I see my Cats as Companions. My Cats see Me as Furniture!
User currently offlineGEEDO From United States of America, joined Feb 2004, 366 posts, RR: 0
Reply 8, posted (10 years 10 months 1 week 19 hours ago) and read 2241 times:

"As a suggestion, use an external antenna to improve the signal/noise ratio (I use one of my old VHF amateur radio mag-mounts...not an exact "fit" in terms of frequency, but it sure helps!"

Great advice! Only fitting it should come from a fellow ham!



I've got Titanic hopes and they aren't sinking
User currently offlineAZO From United States of America, joined Jun 2002, 770 posts, RR: 1
Reply 9, posted (10 years 10 months 1 week 18 hours ago) and read 2228 times:

Sorry, I should have specified that it is state law. No it is not illegal to listen to a scanner, however doing so in a car is. I have never had a legal problem listening in my car either, but then again I have never been caught. IF you are, there is quite a fine to pay as I understand.

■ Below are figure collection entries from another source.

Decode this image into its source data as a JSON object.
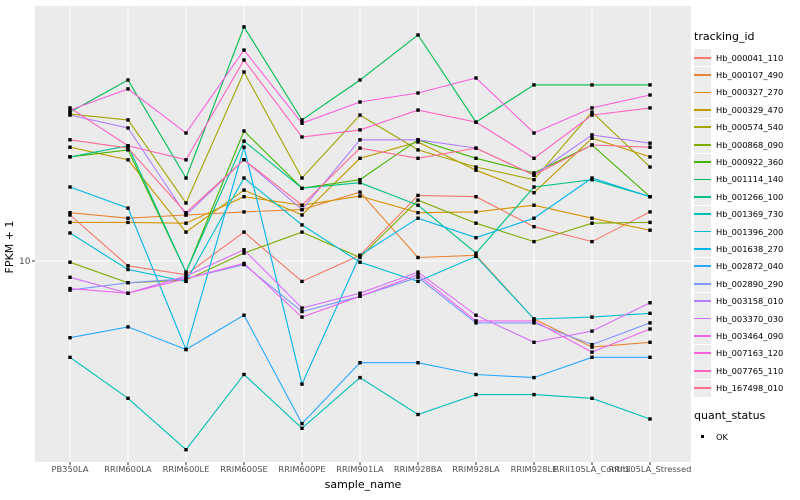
{
  "chart_data": {
    "type": "line",
    "title": "",
    "xlabel": "sample_name",
    "ylabel": "FPKM + 1",
    "y_scale": "log10",
    "y_tick_labels": [
      "10"
    ],
    "y_tick_values": [
      10
    ],
    "grid": "major-on",
    "panel_bg": "#EBEBEB",
    "grid_color": "#FFFFFF",
    "marker": "black-square",
    "legend_position": "right",
    "categories": [
      "PB350LA",
      "RRIM600LA",
      "RRIM600LE",
      "RRIM600SE",
      "RRIM600PE",
      "RRIM901LA",
      "RRIM928BA",
      "RRIM928LA",
      "RRIM928LE",
      "RRII105LA_Control",
      "RRII105LA_Stressed"
    ],
    "series": [
      {
        "name": "Hb_000041_110",
        "color": "#F8766D",
        "values": [
          14.8,
          9.6,
          8.9,
          12.8,
          8.4,
          10.5,
          17.5,
          17.3,
          13.4,
          11.8,
          15.2
        ]
      },
      {
        "name": "Hb_000107_490",
        "color": "#EA8331",
        "values": [
          15.1,
          14.4,
          14.8,
          15.2,
          15.5,
          18.0,
          10.3,
          10.5,
          6.1,
          4.8,
          5.0
        ]
      },
      {
        "name": "Hb_000327_270",
        "color": "#D89200",
        "values": [
          13.9,
          13.9,
          13.8,
          17.3,
          16.1,
          17.4,
          15.1,
          15.2,
          16.1,
          14.4,
          13.0
        ]
      },
      {
        "name": "Hb_000329_470",
        "color": "#C09B00",
        "values": [
          26.4,
          23.7,
          12.8,
          18.3,
          14.8,
          24.0,
          27.6,
          21.7,
          17.9,
          28.5,
          24.3
        ]
      },
      {
        "name": "Hb_000574_540",
        "color": "#A3A500",
        "values": [
          35.0,
          33.3,
          16.4,
          50.1,
          20.3,
          34.7,
          25.8,
          22.3,
          20.0,
          35.6,
          22.3
        ]
      },
      {
        "name": "Hb_000868_090",
        "color": "#7FAC00",
        "values": [
          9.9,
          8.3,
          8.5,
          10.7,
          12.8,
          10.3,
          16.8,
          13.8,
          11.8,
          13.8,
          13.9
        ]
      },
      {
        "name": "Hb_000922_360",
        "color": "#45B500",
        "values": [
          24.3,
          25.8,
          9.1,
          30.3,
          18.6,
          20.0,
          28.1,
          24.0,
          21.2,
          26.9,
          17.3
        ]
      },
      {
        "name": "Hb_001114_140",
        "color": "#00BC51",
        "values": [
          35.6,
          46.8,
          20.3,
          73.6,
          33.3,
          46.8,
          68.7,
          32.7,
          44.9,
          44.9,
          44.9
        ]
      },
      {
        "name": "Hb_001266_100",
        "color": "#00C08A",
        "values": [
          24.3,
          26.7,
          9.1,
          27.8,
          18.6,
          19.5,
          16.1,
          10.7,
          18.8,
          20.0,
          17.3
        ]
      },
      {
        "name": "Hb_001369_730",
        "color": "#00C0B4",
        "values": [
          4.4,
          3.1,
          2.0,
          3.8,
          2.4,
          3.7,
          2.7,
          3.2,
          3.2,
          3.1,
          2.6
        ]
      },
      {
        "name": "Hb_001396_200",
        "color": "#00BDD4",
        "values": [
          12.7,
          9.3,
          8.4,
          20.3,
          13.6,
          9.9,
          8.4,
          10.4,
          6.1,
          6.2,
          6.4
        ]
      },
      {
        "name": "Hb_001638_270",
        "color": "#00B5EC",
        "values": [
          18.8,
          15.7,
          4.7,
          26.4,
          3.5,
          10.5,
          14.4,
          12.2,
          14.4,
          20.3,
          17.3
        ]
      },
      {
        "name": "Hb_002872_040",
        "color": "#26A8FF",
        "values": [
          5.2,
          5.7,
          4.7,
          6.3,
          2.5,
          4.2,
          4.2,
          3.8,
          3.7,
          4.4,
          4.4
        ]
      },
      {
        "name": "Hb_002890_290",
        "color": "#7F96FF",
        "values": [
          7.8,
          8.3,
          8.6,
          9.7,
          6.5,
          7.4,
          8.7,
          5.9,
          5.9,
          4.9,
          5.9
        ]
      },
      {
        "name": "Hb_003158_010",
        "color": "#B07FFF",
        "values": [
          34.7,
          31.1,
          14.8,
          23.7,
          15.5,
          28.1,
          28.1,
          26.2,
          20.8,
          29.3,
          27.3
        ]
      },
      {
        "name": "Hb_003370_030",
        "color": "#D570FB",
        "values": [
          8.7,
          7.6,
          8.8,
          11.0,
          6.7,
          7.6,
          9.1,
          6.3,
          5.0,
          5.5,
          7.0
        ]
      },
      {
        "name": "Hb_003464_090",
        "color": "#EC67F0",
        "values": [
          7.9,
          7.6,
          8.6,
          9.8,
          6.2,
          7.4,
          8.9,
          6.0,
          6.0,
          4.6,
          5.6
        ]
      },
      {
        "name": "Hb_007163_120",
        "color": "#F961DC",
        "values": [
          36.2,
          43.4,
          29.8,
          60.4,
          32.4,
          38.8,
          41.9,
          47.6,
          29.8,
          36.9,
          41.2
        ]
      },
      {
        "name": "Hb_007765_110",
        "color": "#FF62BF",
        "values": [
          36.9,
          26.7,
          23.7,
          55.5,
          28.8,
          30.6,
          36.2,
          32.7,
          24.0,
          34.7,
          36.9
        ]
      },
      {
        "name": "Hb_167498_010",
        "color": "#FF6C91",
        "values": [
          28.1,
          26.2,
          15.1,
          23.7,
          16.1,
          26.2,
          24.0,
          26.2,
          20.8,
          26.9,
          26.4
        ]
      }
    ]
  },
  "legend": {
    "tracking_title": "tracking_id",
    "quant_title": "quant_status",
    "quant_items": [
      {
        "label": "OK",
        "marker_color": "#000000"
      }
    ]
  }
}
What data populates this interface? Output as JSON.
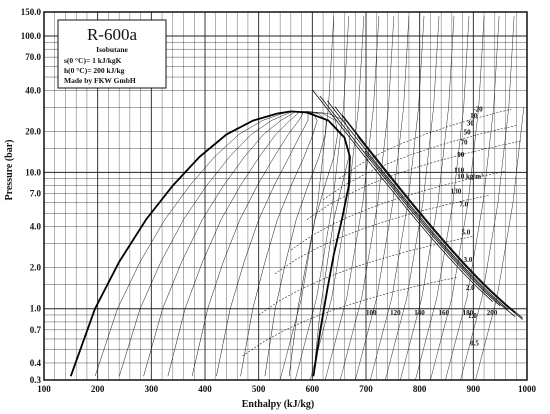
{
  "chart_data": {
    "type": "line",
    "title": "R-600a",
    "subtitle": "Isobutane",
    "notes": [
      "s(0 °C)= 1 kJ/kgK",
      "h(0 °C)= 200 kJ/kg",
      "Made by FKW GmbH"
    ],
    "xlabel": "Enthalpy (kJ/kg)",
    "ylabel": "Pressure (bar)",
    "xlim": [
      100,
      1000
    ],
    "ylim": [
      0.3,
      150.0
    ],
    "y_scale": "log",
    "grid": true,
    "x_ticks": [
      "100",
      "200",
      "300",
      "400",
      "500",
      "600",
      "700",
      "800",
      "900",
      "1000"
    ],
    "y_ticks": [
      {
        "value": 0.3,
        "label": "0.3"
      },
      {
        "value": 0.4,
        "label": "0.4"
      },
      {
        "value": 0.7,
        "label": "0.7"
      },
      {
        "value": 1.0,
        "label": "1.0"
      },
      {
        "value": 2.0,
        "label": "2.0"
      },
      {
        "value": 4.0,
        "label": "4.0"
      },
      {
        "value": 7.0,
        "label": "7.0"
      },
      {
        "value": 10.0,
        "label": "10.0"
      },
      {
        "value": 20.0,
        "label": "20.0"
      },
      {
        "value": 40.0,
        "label": "40.0"
      },
      {
        "value": 70.0,
        "label": "70.0"
      },
      {
        "value": 100.0,
        "label": "100.0"
      },
      {
        "value": 150.0,
        "label": "150.0"
      }
    ],
    "series": [
      {
        "points": [
          [
            150,
            0.32
          ],
          [
            195,
            1.0
          ],
          [
            240,
            2.2
          ],
          [
            290,
            4.5
          ],
          [
            340,
            8.0
          ],
          [
            390,
            13.0
          ],
          [
            440,
            19.0
          ],
          [
            490,
            24.0
          ],
          [
            535,
            27.0
          ],
          [
            560,
            28.0
          ],
          [
            590,
            27.5
          ],
          [
            630,
            24.0
          ],
          [
            660,
            18.0
          ],
          [
            670,
            13.0
          ],
          [
            668,
            8.0
          ],
          [
            655,
            4.5
          ],
          [
            640,
            2.5
          ],
          [
            628,
            1.4
          ],
          [
            615,
            0.7
          ],
          [
            602,
            0.32
          ]
        ]
      }
    ],
    "isotherm_labels": [
      "-20",
      "10",
      "30",
      "50",
      "70",
      "90",
      "110",
      "130"
    ],
    "isochore_labels": [
      "10 kg/m³",
      "7.0",
      "5.0",
      "3.0",
      "2.0",
      "1.0",
      "0.5"
    ],
    "isentrope_labels": [
      "100",
      "120",
      "140",
      "160",
      "180",
      "200"
    ]
  }
}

The rules are different for every state.


Kalamazoozoozoozoozoozoozoo
User currently offlineThirtyEcho From United States of America, joined Dec 2001, 1661 posts, RR: 1
Reply 10, posted (10 years 10 months 1 week 15 hours ago) and read 2207 times:

The noise that you are hearing is from unshielded spark plugs; this used to be a problem in early radio-equipped piston aircraft, as well, especially with low- freq radios.